Earlier this week, Nacon announced NACON Connect 2026, a March 4 digital showcase focused on upcoming games and accessories. NACON confirmed that Cthulhu: The Cosmic Abyss, The Mound, Edge Of Memories, and Endurance Motorsport Series would all appear, with a promise of new trailers, gameplay segments, and a few unannounced projects. There was also a brief nod to what is next for its controller and accessory lineup.
After today’s insolvency filing, that same event takes on a sharper tone. It is still a place to see trailers and new footage, but it also becomes a public signal of how Nacon wants to present its slate while it works through restructuring with the court.

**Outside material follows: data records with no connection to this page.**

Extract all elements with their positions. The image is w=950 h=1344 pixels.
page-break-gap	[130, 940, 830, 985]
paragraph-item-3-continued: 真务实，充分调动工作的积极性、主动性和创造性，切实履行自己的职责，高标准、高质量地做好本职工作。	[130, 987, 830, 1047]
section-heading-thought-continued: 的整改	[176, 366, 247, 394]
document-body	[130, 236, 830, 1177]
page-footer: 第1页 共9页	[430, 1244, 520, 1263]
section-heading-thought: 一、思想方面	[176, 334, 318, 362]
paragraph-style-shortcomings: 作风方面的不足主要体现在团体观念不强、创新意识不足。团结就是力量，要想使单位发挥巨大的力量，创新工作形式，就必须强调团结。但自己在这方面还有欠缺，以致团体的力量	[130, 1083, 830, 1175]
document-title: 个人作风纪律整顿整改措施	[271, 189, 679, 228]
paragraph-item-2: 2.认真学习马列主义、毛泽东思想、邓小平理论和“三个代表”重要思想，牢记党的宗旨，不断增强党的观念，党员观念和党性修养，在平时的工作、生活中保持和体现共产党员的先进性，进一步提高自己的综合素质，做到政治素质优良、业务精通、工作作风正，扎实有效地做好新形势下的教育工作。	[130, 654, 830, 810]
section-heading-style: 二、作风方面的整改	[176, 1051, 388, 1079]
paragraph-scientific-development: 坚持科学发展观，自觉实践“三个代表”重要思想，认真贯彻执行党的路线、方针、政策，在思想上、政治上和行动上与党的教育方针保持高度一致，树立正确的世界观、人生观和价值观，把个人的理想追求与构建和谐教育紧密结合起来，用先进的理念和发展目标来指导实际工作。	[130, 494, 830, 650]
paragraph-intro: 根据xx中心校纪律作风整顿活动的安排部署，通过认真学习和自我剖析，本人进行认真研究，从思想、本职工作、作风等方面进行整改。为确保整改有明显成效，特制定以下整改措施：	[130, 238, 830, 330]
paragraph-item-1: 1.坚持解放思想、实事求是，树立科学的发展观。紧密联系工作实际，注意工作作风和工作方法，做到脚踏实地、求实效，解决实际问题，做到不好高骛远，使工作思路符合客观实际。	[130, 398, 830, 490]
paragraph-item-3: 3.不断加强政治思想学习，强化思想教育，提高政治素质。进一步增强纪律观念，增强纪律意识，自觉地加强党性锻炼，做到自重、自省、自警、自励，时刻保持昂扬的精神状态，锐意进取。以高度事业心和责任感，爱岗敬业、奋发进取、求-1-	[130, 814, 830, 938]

We will all be watching for hints. If the show runs as planned, with the same mix of titles already announced and no obvious gaps, it suggests that development and accessories work are still moving forward for now. If certain projects are missing, pushed to a smaller role, or quietly skipped over, those gaps will raise questions about how far the continuation plan might reach.
Either way, NACON Connect now works as both a marketing beat and a status update on how Nacon presents its catalogue while lawyers and creditors are involved behind the scenes.
Next Steps for Nacon and Bigben
For Nacon, the next formal milestone is the early March court hearing. That decision will determine whether judicial reorganisation opens, how long the observation period will run, and what shape the continuation plan needs to take.
On Bigben’s side, the group is still working through its own options after the refinancing plan fell apart. In its previous communication, Bigben said it was looking at asking bondholders to accept a deferral of the partial repayment date and examining French procedures that allow debt restructuring under court supervision. Those choices will matter for Nacon because of the tight link between Bigben’s bonds and Nacon’s shares.
In the background, this fits into a wider story around mid-size European publishers and accessory makers. Groups that sit between the largest global publishers and small indie outfits often rely on a mix of bonds, bank credit, and listed shares to support acquisitions, internal development, and hardware lines. When that mix breaks, it does not only affect investors. It can also shrink the room for new games, accessories, and studio support across the group.
For now, the key is to watch both the court calendar and the showcase calendar. The court will decide how Nacon’s debts are handled. NACON Connect 2026 will show how the company wants you to see its future catalogue. The earlier bond refinancing analysis and the NACON Connect announcement already set the stage. This latest development is the point where the financial pressure reaches Nacon itself.